Projektverantwortliche sowie Fachperson Medienkompetenz bei Pro Juventute

Frau Broger, wie verändert Cybermobbing das Leben betroffener Kinder im Vergleich zu klassischem Mobbing?

Das Kind ist ununterbrochen mit Mobbing konfrontiert, selbst wenn das Smartphone ausgeschaltet ist. Zudem ist Cybermobbing für Eltern und andere erwachsene Bezugspersonen oft schwerer zu erkennen als Mobbing in der Schule oder im Verein, da Kinder und Jugendliche im digitalen Raum eher unter sich bleiben.

Welche spezifischen Herausforderungen bringt Cybermobbing noch mit sich?

Cybermobbing kennt keine Pausen und findet auch nach der Schule und abseits des Schulweges statt. Zudem haben beleidigende Inhalte im Internet eine grössere Reichweite und sind rund um die Uhr sichtbar. Oft ist auch die Hemmschwelle im Internet niedriger, da die mobbende Person anonym agieren kann.

Woran können Eltern erkennen, dass ihr Kind gemobbt wird?

Häufig wirken betroffene Kinder traurig, ängstlich oder antriebslos.
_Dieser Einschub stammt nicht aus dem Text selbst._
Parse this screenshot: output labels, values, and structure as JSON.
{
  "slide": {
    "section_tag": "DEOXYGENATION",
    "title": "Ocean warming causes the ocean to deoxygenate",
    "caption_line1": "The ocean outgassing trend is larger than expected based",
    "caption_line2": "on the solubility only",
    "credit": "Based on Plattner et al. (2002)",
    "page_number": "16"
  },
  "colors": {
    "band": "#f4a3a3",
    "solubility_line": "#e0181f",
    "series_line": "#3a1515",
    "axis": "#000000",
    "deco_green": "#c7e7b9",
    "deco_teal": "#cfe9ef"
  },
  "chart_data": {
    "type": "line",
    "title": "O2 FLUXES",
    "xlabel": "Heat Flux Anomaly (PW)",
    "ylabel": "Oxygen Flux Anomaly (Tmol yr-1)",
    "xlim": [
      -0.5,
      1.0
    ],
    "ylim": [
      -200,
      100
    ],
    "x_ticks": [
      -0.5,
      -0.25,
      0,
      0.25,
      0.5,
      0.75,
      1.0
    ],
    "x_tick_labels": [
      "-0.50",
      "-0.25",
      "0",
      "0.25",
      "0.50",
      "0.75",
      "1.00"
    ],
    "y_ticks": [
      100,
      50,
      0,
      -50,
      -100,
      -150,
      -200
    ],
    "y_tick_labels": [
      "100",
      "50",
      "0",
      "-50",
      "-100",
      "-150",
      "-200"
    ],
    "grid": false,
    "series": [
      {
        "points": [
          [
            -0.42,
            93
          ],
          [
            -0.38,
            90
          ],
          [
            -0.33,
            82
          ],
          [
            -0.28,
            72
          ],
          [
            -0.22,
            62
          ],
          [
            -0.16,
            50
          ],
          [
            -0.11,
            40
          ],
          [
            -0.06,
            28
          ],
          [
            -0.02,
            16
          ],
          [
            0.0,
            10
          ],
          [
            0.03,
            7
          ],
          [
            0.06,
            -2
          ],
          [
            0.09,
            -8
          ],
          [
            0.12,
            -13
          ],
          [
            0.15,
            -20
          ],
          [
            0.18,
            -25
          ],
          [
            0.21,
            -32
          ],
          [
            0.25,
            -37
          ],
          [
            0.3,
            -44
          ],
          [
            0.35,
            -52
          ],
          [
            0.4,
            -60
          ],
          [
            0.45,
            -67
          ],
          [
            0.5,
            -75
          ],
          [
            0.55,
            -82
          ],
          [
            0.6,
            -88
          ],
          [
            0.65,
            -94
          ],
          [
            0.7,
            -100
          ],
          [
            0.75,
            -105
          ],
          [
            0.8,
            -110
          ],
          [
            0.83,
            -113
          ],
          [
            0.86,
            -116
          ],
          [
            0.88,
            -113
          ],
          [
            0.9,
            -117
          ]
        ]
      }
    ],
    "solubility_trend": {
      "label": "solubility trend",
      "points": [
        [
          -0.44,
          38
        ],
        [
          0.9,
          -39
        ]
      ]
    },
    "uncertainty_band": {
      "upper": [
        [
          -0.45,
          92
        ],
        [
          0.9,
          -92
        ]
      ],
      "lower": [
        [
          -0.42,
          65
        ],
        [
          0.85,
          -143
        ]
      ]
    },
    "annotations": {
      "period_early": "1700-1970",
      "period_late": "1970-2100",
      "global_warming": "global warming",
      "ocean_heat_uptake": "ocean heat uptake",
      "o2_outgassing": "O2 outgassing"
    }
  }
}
Möglich ist auch, dass sich gemobbte Kinder zu Hause und in der Schule zurückziehen und Orte und Situationen meiden, in denen Mobbing stattfindet. Sie möchten vielleicht nicht mehr zur Schule oder zum Training. Vielleicht klagen sie sogar über körperliche Schmerzen oder Prellungen. Weitere Anzeichen können Schlafstörungen, Appetitverlust, sinkende schulische Leistungen, Selbstzweifel oder sogar Suizidgedanken sein.

Wie sollten Eltern reagieren, wenn sie von möglichen Mobbing-Vorfällen erfahren?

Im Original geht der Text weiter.